Now Christine de Verdun, the younger sister of Xavier Dupont de Ligonnès, has published a book defending the man who remains to this day the sole suspect in the multiple murders.
Xavier, My Brother, Presumed Innocent is more of an attempt at rationalization (even invoking Occam's Razor, well-known among rationalists) than a genuine counter-investigation, as it is touted on the cover of the book published in France by Harper Collins. From reading it, one can see how conspiracy theories can serve a consoling function for some. In The Real and Its Double French philosopher Clément Rosset reminds us that "nothing is more fragile than the human capacity to admit reality, to accept without reservation the imperious prerogative of the real. […] Reality is admitted only under certain conditions and only up to a certain point: if it oversteps and becomes disagreeable, tolerance is suspended. A halt in perception then shelters consciousness from any undesirable spectacle."
Indeed, despite the numerous elements that incriminate Xavier Dupont de Ligonnès, it is probably easier for his sister to believe that her nephews, her niece, and her sister-in-law are still alive than to admit the likely terrible truth that she dismisses as "inconceivable": her brother is a murderer. Christine de Verdun, who claims that "there are no real proofs" of the murders, explores the bizarre thesis of "an exfiltration" of her brother and his family "with a staging and a substitution of bodies". Her wild theories were given prime airtime on a popular weekend TV talkshow hosted by Léa Salamé on the national broadcaster France 2 on March 9, and again on March 18 on BFM TV.

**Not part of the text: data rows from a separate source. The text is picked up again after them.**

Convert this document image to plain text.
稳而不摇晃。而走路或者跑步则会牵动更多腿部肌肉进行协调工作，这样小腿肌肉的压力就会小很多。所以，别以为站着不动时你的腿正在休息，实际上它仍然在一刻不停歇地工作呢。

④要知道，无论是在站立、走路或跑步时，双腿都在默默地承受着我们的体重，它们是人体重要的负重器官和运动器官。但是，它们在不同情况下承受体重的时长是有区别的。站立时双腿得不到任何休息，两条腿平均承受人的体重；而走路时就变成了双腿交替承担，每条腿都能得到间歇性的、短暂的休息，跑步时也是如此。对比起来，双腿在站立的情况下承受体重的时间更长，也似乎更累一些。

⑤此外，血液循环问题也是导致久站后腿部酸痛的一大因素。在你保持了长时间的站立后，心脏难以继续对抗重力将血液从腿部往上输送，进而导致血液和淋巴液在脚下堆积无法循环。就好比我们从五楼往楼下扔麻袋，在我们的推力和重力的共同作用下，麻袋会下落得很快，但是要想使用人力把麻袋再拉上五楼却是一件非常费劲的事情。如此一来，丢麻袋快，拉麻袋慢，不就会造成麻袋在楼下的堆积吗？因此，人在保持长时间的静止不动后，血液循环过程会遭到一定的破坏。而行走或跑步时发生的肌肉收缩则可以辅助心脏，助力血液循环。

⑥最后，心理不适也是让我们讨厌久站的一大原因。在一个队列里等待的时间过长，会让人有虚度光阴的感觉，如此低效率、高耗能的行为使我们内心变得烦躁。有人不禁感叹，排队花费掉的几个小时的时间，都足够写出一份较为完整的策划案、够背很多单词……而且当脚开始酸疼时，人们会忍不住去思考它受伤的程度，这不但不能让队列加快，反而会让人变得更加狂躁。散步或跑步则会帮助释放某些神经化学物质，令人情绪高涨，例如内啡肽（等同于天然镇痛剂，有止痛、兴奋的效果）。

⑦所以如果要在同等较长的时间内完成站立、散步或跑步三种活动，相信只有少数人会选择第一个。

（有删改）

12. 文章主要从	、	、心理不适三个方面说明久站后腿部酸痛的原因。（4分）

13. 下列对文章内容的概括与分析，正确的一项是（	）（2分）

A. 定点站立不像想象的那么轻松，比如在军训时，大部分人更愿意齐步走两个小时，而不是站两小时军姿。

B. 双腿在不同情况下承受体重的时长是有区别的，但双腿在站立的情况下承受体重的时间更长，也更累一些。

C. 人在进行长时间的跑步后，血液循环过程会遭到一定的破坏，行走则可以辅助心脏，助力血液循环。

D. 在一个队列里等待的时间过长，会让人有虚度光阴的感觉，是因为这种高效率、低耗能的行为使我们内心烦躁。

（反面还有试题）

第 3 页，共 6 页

Christine de Verdun has long been known for her superstitions. Along with her mother and sister, had created a prayer group claiming to receive divine messages about the Apocalypse. A police source also explains that she claimed, at one time, "to be pregnant with Lucifer". In the book she co-signs with her husband, she suggests that the plot targeting her brother goes all the way up to the highest levels of the state.
"If the Dupont de Ligonnès case is indeed a fake murder staged to hide an exfiltration, we are tempted to believe that necessarily influential people within the police or the judiciary have intervened or have been let in on the secret for the needs of the operation," de Verdun writes. "In 2011, a journalist privately told me he had learned that the Élysée was being informed daily about the progress of the investigation. Obviously, I have no guarantee of the reliability of such information, but it would support our view."
The media platforms offered to de Verdun to spread her stories about shadowy plots exonerating her prime suspect brother have been sharply criticized in France. But should we remain silent about conspiracy theories? No. Conspiracy theories are part of life; they are a societal phenomenon. It would be absurd and probably counterproductive to make them taboo subjects. However, they must be approached responsibly, within a framework ensuring the integrity of information. This excludes both complacency and the pursuit of buzz and sensationalism. If this responsibility falls on all journalists, it applies all the more so to those working for public service media outlets.